Caffe' Europa
 
Rassegna Internazionale




Aids: la rovina del nuovo Sud Africa

 

Raffaele Oriani

 

Der Spiegel, 2 luglio 2000


Il numero di Spiegel in edicola questa settimana dedica un servizio documentatissimo alla terribile situazione del Sud Africa in cui un’intera generazione rischia di sparire falciata dal morbo dell’Aids. In realta’ quello dell’Aids e’ un problema comune a tutta l’Africa subsahariana, dove vive un decimo della popolazione mondiale ma si trovano i due terzi di tutti gli ammalati di Aids della terra. Da qui prese il via la malattia circa diciotto anni fa e qui fa ancora strage soprattutto di giovani, mentre in Europa e negli Stati Uniti sembra essere in qualche modo sotto controllo. Due le cause principali: la poca informazione e la poverta’. La giornalista di Spiegel denuncia molto duramente l’ignoranza e la leggerezza dei nuovi leader sudafricani che al problema Aids in tutti gli anni novanta hanno dedicato i ritagli del proprio tempo: Mandela – scrive Spiegel – ha passato piu’ tempo a farsi vedere in giro con le Spice Girls o con Naomi Cmpbell che a pensare e mettere in pratica ragionevoli soluzioni per la peste che sta distruggendo il suo paese.

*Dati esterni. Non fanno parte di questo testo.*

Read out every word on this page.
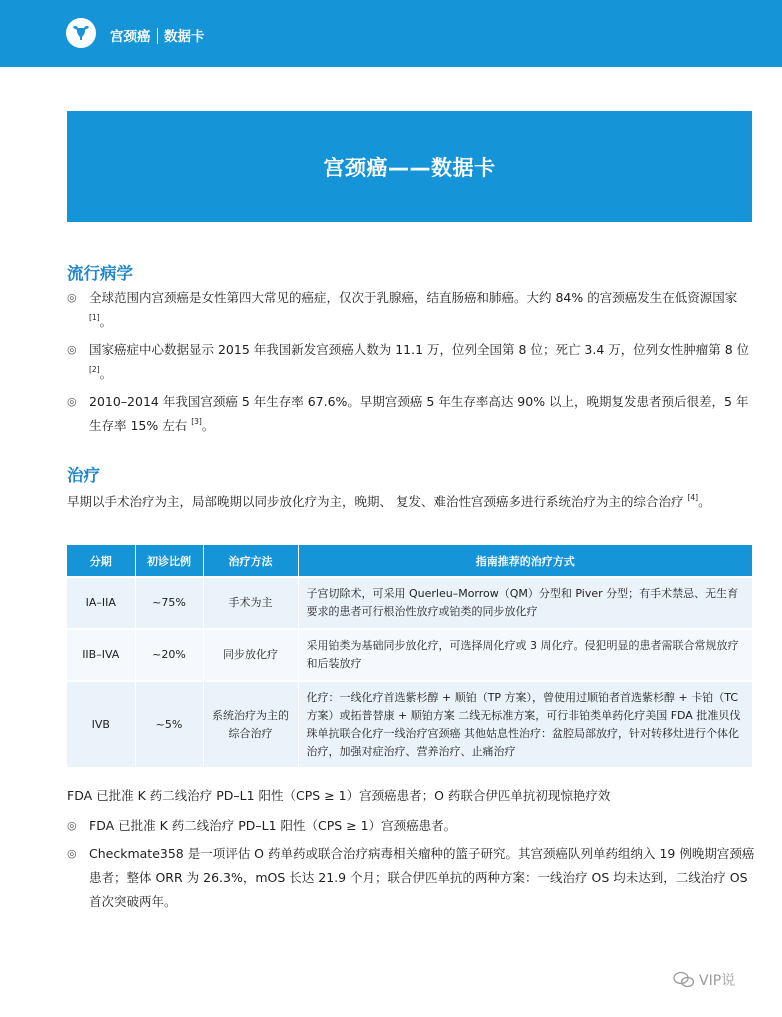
宫颈癌 数据卡
宫颈癌——数据卡
流行病学
◎ 全球范围内宫颈癌是女性第四大常见的癌症，仅次于乳腺癌，结直肠癌和肺癌。大约 84% 的宫颈癌发生在低资源国家 [1]。
◎ 国家癌症中心数据显示 2015 年我国新发宫颈癌人数为 11.1 万，位列全国第 8 位；死亡 3.4 万，位列女性肿瘤第 8 位 [2]。
◎ 2010–2014 年我国宫颈癌 5 年生存率 67.6%。早期宫颈癌 5 年生存率高达 90% 以上，晚期复发患者预后很差，5 年生存率 15% 左右 [3]。
治疗

早期以手术治疗为主，局部晚期以同步放化疗为主，晚期、 复发、难治性宫颈癌多进行系统治疗为主的综合治疗 [4]。

分期	初诊比例	治疗方法	指南推荐的治疗方式
IA–IIA	~75%	手术为主	子宫切除术，可采用 Querleu–Morrow（QM）分型和 Piver 分型；有手术禁忌、无生育要求的患者可行根治性放疗或铂类的同步放化疗
IIB–IVA	~20%	同步放化疗	采用铂类为基础同步放化疗，可选择周化疗或 3 周化疗。侵犯明显的患者需联合常规放疗和后装放疗
IVB	~5%	系统治疗为主的综合治疗	化疗：一线化疗首选紫杉醇 + 顺铂（TP 方案），曾使用过顺铂者首选紫杉醇 + 卡铂（TC 方案）或拓普替康 + 顺铂方案 二线无标准方案，可行非铂类单药化疗美国 FDA 批准贝伐珠单抗联合化疗一线治疗宫颈癌 其他姑息性治疗：盆腔局部放疗，针对转移灶进行个体化治疗，加强对症治疗、营养治疗、止痛治疗

FDA 已批准 K 药二线治疗 PD–L1 阳性（CPS ≥ 1）宫颈癌患者；O 药联合伊匹单抗初现惊艳疗效

◎ FDA 已批准 K 药二线治疗 PD–L1 阳性（CPS ≥ 1）宫颈癌患者。
◎ Checkmate358 是一项评估 O 药单药或联合治疗病毒相关瘤种的篮子研究。其宫颈癌队列单药组纳入 19 例晚期宫颈癌患者；整体 ORR 为 26.3%，mOS 长达 21.9 个月；联合伊匹单抗的两种方案：一线治疗 OS 均未达到，二线治疗 OS 首次突破两年。
VIP说
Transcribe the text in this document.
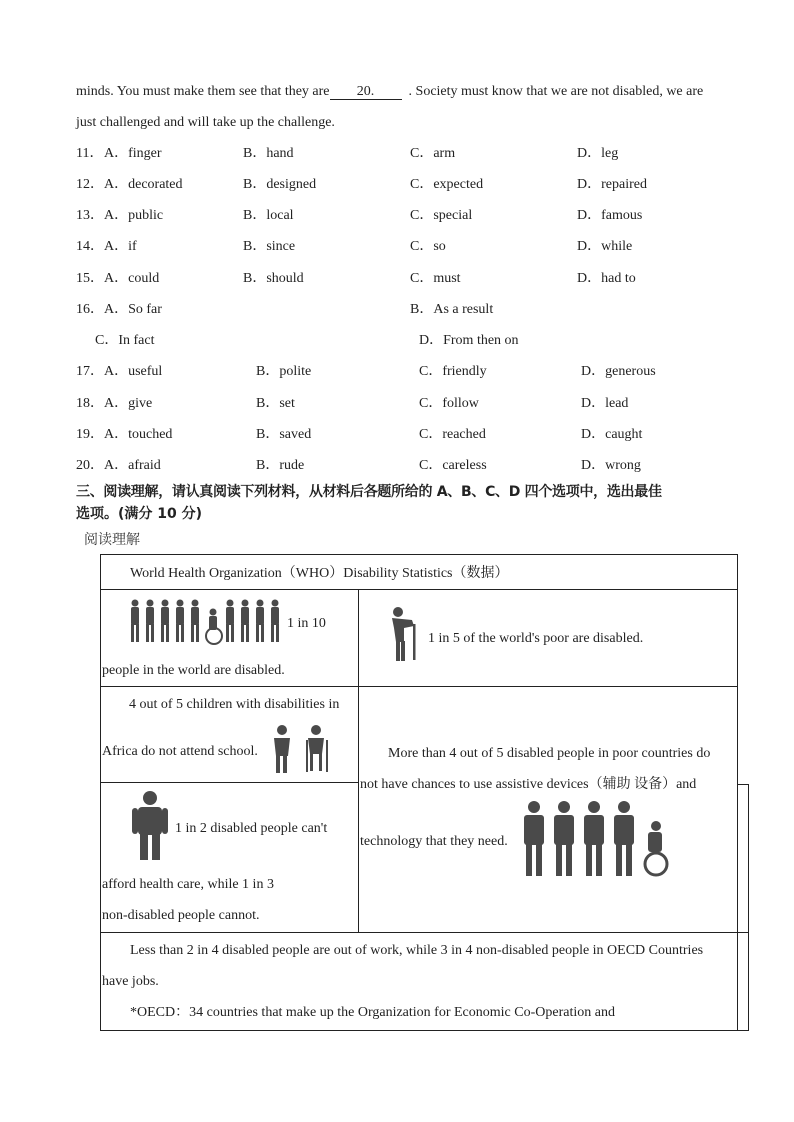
minds. You must make them see that they are 20. . Society must know that we are not disabled, we are
just challenged and will take up the challenge.
11． A．finger	B．hand	C．arm	D．leg
12． A．decorated	B．designed	C．expected	D．repaired
13． A．public	B．local	C．special	D．famous
14． A．if	B．since	C．so	D．while
15． A．could	B．should	C．must	D．had to
16． A．So far	B．As a result
C．In fact	D．From then on
17． A．useful	B．polite	C．friendly	D．generous
18． A．give	B．set	C．follow	D．lead
19． A．touched	B．saved	C．reached	D．caught
20． A．afraid	B．rude	C．careless	D．wrong
三、阅读理解，请认真阅读下列材料，从材料后各题所给的 A、B、C、D 四个选项中，选出最佳
选项。(满分 10 分)
阅读理解
World Health Organization（WHO）Disability Statistics（数据）
1 in 10
people in the world are disabled.
1 in 5 of the world's poor are disabled.
4 out of 5 children with disabilities in
Africa do not attend school.	More than 4 out of 5 disabled people in poor countries do
not have chances to use assistive devices（辅助 设备）and
technology that they need.
1 in 2 disabled people can't
afford health care, while 1 in 3
non-disabled people cannot.
Less than 2 in 4 disabled people are out of work, while 3 in 4 non-disabled people in OECD Countries
have jobs.
*OECD：34 countries that make up the Organization for Economic Co-Operation and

Che in realta’ peste non e’, perche’ a differenza del morbo che sconvolse l’Europa medievale, l’Aids colpisce i piu’ sani, i giovani, le forze fresche di una societa’ che quindi vede pregiudicato anche il suo futuro economico e sociale. Il secondo problema della versione africana dell’epidemia e’ la poverta’: nessuno ha infatti i mezzi per acquistare le medicine che permetterebbero di allungare e migliorare la vita dei sieropositivi e cosi’ per i malati non restano che pillole di vitamine e preghiere. Una situazione disperata, in cui si calcola che si infettino 70 nuovi giovani all’ora e per cui una donna su quattro sotto i trent’anni morira’ a breve delle conseguenze del morbo. Oramai in Africa muoiono piu’ persone di Aids che di malaria, di guerre civili o di fame. Bisognerebbe agire in fretta e invece i governi procedono a passi felpati, senza mai chiamare le cose con il loro nome, rifiutandosi i fare pubblicita’ all’uso del preservativo, rimandando tutto a improbabili conferenze mondiali in cui si fara’ l’ennesimo punto della situazione su problemi che sono gia’ sin troppo chiari da tempo.